SHHS football began in 1914. Fifteen years later, legendary coach, Stewart “Plowboy” Farmer, became head of the Hilltopper football program and remained at the helm until 1948, excluding the four war years when he served in the Army. Tipton was a star player for “Plowboy.” In 1946, the popular trainer again took charge of the football program for two additional seasons before wrapping up his illustrious career.
The Big Five Conference consisted of Science Hill, Dobyns-Bennett, Tennessee High, Elizabethton High and Unicoi County High. Coach Farmer won several league titles and is credited with putting Hilltopper athletics at the top of the heap.
In the mid 1930s, Farmer was honored for his coaching prowess with a parade in his honor that began at 2:30 p.m. on Lamont Street behind Hill-Summers Chevrolet Company and traveled up East Main Street into Roosevelt Stadium. That Friday was declared “Farmer Day” and the guest of honor was presented with an unspecified gift. Science Hill and Unicoi County high school bands participated in the festivities and squared off at 3:15 that afternoon on the gridiron.
Roosevelt Stadium was built between 1933 and 1935 during President Franklin D. Roosevelt’s New Deal. The facility was funded partially by WPA (Works Progress Administration) money, by city funding and from several people who offered $1000 loans to the project. Johnson Citians wanted a nice stadium and they got one. The sports complex was initially named after the 32ndpresident of the United States.
During the summer of 1947, the final year after “Plowboy’s” return, renovations were made to the football home of the fighting maroon and gold Hilltoppers. At that time, the school was located on top of the hill at Roan and Water streets diagonally facing the John Sevier Hotel.

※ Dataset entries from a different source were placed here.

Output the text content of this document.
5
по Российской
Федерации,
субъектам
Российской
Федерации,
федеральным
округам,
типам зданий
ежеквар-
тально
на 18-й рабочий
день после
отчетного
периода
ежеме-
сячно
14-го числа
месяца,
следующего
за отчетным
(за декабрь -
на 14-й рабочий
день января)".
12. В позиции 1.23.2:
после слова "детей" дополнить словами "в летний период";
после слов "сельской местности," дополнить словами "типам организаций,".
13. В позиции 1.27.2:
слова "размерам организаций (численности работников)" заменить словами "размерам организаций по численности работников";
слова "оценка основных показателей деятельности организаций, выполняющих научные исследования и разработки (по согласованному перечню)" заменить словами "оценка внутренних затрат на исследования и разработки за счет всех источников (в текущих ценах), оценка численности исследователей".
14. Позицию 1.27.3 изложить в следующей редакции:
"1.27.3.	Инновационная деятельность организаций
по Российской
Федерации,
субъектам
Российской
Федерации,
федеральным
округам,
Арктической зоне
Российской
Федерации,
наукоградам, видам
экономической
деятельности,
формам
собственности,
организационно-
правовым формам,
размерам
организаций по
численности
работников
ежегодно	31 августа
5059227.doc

Concrete stands were built north and south from goal to goal on both sides of the playing field, which provided for 8,000 seats. Also, the use of knockdown bleachers along each end zone further expanded seating capacity to 12,000. Other improvements were the installation of an electrically operated scoreboard and a new wide entrance along the north end. A field house was also planned for that year, but it was not ready in time for the opening game of the season.
Farmer’s returning lettermen in 1947 included Kenith Bryan (captain), William Haynes, Danny MaHaffey, Cad Shoun, Robert York and Ollin Clark. Those lost to graduation were Gene Arnold, Dick Booze, Jack Bible, Glenn Cox, Homer Bechtell, Bill Coleman, Johnny Carr, Robert Evans, Tom Hodges, Hartsell Lawson, Herman May, Eudy McKinney, Jim Speropulous, Tom Vance and Jim Whitmore.
The school’s 11-game schedule for 1947 included Mountain City (Sept. 12, home), Virginia High (Sept. 19, away), Knoxville City (Sept. 26, away), Morristown (Oct. 3, home), Tennessee High (Oct. 10, away), Knoxville Central (Oct. 17, home), Elizabethton (Oct. 24, home), Newport (Oct. 31, home), Erwin (Nov. 7, away), Kingsport (Nov. 14, home) and Landon High (Nov. 21, away, Jacksonville, Florida).
I plan to write additional articles on the teams that played under “Plowboy” Farmer.